Putting everything together

Finally, now we feed the prepared data batch into the ELMoBiLM model.

In [7]:
def get_features(data, valid_lengths):
    length = data.shape[1]
    hidden_state = elmo_bilm.begin_state(mx.nd.zeros, batch_size=batch_size)
    mask = mx.nd.arange(length).expand_dims(0).broadcast_axes(axis=(0,), size=(batch_size,))
    mask = mask < valid_lengths.expand_dims(1).astype('float32')
    output, hidden_state = elmo_bilm(data, hidden_state, mask)
    return output

batch = next(iter(data_loader))
features = get_features(*batch)
print([x.shape for x in features])
[(2, 14, 256), (2, 14, 256), (2, 14, 256)]

Conclusion and summary

In this tutorial, we show how to generate sentence representation from the ELMo model.
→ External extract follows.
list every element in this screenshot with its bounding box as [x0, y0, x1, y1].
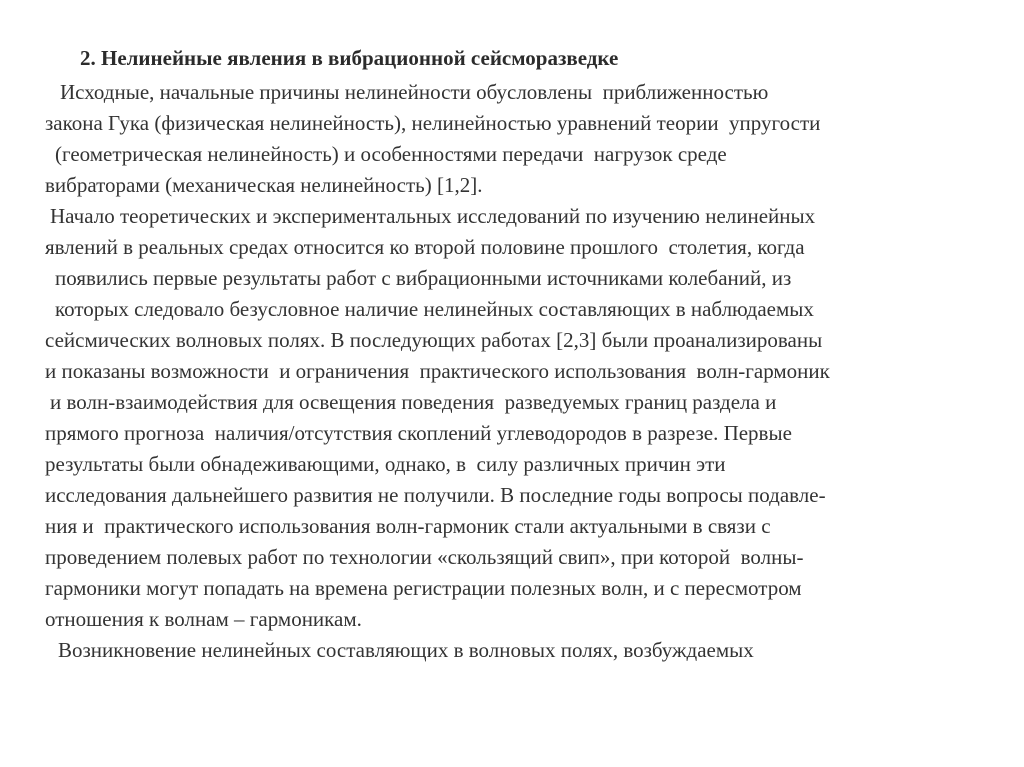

In GluonNLP, this can be done with just a few simple steps: reuse of the data transformation from ELMo for preprocessing the data, automatically downloading the pre-trained model, and feeding the transformed data into the model. To see how to plug in the pre-trained models in your own model architecture and use fine-tuning to improve downstream tasks, check our Sentiment Analysis tutorial.

References

[1] Peters, Matthew E., et al. “Deep contextualized word representations.” NAACL (2018).